昔なつかしい、言うに言われぬ風情のある“昭和の東京”の町や通り、路地や店を、気の向くままに歩き、見て回っているような気がしました。今では失われてしまった風景が、でも、確かにあったんだと知る楽しさ、不思議に心が騒ぐ気持ち。静かに胸にしみてくる味わいがありましたねぇ。それにしても、“昭和の東京”にまつわるエッセイや小品を、よくここまで集めたもんだなあ。編者の博覧強記の尋常でないことがうかがわれて、本当に凄いです!

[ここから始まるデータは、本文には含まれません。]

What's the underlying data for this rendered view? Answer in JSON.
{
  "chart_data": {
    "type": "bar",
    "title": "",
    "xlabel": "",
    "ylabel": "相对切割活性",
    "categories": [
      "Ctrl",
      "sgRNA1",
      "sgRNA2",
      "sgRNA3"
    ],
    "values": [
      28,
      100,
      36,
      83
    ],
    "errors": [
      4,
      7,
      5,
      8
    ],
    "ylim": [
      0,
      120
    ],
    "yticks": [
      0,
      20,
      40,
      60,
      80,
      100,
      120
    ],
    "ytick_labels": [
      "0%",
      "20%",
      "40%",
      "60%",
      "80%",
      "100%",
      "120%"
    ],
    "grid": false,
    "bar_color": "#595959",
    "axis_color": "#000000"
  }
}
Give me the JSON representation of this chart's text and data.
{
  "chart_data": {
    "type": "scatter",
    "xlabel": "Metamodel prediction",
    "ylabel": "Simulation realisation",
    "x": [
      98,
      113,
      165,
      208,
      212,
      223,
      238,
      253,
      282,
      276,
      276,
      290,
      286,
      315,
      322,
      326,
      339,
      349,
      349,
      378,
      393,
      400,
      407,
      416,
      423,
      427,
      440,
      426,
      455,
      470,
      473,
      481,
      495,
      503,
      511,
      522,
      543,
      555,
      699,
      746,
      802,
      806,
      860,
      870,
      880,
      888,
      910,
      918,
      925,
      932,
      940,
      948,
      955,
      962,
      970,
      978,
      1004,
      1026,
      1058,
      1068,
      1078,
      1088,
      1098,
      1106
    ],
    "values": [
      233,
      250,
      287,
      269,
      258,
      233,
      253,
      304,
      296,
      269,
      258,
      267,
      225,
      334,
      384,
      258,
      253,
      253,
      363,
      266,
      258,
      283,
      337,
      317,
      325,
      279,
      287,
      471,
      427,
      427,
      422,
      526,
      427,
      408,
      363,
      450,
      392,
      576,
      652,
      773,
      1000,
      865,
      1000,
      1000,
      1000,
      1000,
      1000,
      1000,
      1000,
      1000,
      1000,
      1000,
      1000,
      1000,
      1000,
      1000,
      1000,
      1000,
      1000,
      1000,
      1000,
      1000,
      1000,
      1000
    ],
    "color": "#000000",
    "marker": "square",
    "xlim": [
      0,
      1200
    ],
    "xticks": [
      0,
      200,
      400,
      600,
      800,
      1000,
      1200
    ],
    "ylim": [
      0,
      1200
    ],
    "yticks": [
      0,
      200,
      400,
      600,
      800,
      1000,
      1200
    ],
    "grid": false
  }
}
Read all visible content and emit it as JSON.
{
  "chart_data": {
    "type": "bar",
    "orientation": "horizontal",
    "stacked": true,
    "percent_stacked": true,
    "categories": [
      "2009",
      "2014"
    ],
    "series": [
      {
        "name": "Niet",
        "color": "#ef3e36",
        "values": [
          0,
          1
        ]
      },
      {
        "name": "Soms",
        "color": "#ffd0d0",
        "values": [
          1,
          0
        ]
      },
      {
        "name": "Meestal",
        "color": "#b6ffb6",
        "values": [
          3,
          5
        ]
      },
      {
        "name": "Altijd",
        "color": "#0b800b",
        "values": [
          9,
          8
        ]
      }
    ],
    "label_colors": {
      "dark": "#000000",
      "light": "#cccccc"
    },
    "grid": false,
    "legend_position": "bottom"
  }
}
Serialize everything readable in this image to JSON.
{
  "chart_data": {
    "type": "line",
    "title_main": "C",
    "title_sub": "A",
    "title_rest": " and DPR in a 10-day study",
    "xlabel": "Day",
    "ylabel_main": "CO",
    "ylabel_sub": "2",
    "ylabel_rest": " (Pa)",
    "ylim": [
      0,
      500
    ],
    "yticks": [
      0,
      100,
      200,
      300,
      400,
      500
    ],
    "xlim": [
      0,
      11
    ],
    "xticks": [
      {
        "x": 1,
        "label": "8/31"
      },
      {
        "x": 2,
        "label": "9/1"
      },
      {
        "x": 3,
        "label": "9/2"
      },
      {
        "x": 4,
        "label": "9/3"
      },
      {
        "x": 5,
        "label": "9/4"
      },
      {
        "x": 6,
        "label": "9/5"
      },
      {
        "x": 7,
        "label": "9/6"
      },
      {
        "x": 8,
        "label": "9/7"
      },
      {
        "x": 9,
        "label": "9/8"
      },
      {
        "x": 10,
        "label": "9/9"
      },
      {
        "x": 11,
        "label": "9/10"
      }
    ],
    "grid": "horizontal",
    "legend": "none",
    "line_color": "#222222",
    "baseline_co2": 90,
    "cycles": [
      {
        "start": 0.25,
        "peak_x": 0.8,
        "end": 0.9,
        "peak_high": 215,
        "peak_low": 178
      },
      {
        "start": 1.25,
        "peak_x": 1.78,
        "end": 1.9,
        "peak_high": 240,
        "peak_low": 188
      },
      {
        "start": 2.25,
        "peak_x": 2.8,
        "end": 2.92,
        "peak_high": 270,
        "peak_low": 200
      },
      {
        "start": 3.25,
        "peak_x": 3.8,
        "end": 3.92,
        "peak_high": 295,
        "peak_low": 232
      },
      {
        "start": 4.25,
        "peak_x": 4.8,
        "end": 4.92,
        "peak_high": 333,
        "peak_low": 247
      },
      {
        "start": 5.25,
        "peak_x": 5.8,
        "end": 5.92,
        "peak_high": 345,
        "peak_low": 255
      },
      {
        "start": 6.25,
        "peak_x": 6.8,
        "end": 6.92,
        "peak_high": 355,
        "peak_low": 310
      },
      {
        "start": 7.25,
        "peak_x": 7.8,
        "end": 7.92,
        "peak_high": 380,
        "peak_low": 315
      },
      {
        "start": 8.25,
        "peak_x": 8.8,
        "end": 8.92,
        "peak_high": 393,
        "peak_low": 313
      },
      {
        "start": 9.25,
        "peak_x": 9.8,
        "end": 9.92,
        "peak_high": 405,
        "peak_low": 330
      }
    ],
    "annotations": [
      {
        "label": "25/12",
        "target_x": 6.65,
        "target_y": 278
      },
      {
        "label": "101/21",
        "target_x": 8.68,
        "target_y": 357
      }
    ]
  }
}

この「天」の巻には、「大道の上で」「見せ物・娯楽」「食べ物ばなし」「カフェ・飲み屋」「色街・赤線」「あの店この店」「博物誌」「お化け・夢」の大きく八つの部屋の中に、全部で七十四のエッセイ、小品が収められています。なかでも味があって気に入ったのは、色川武大の「月は東に陽は西に」(原本の『
怪しい来客簿 (文春文庫)』では、「月は東に日は西に」)、山田太一の「故郷の劇場」、中江良夫の「新宿ムーラン・ルージュ抄」、永井荷風の「虫の声」、内田百けんの「東京日記抄」、小沢信男の「鬼」。
本書を手にとったのは、過日読んだ北村 薫の『
自分だけの一冊―北村薫のアンソロジー教室 (新潮新書)』に名アンソロジーとして名前が挙がっていたから。“昭和の東京”にタイムスリップするような感じで、気ままな散歩を楽しむことができる、そんな一冊。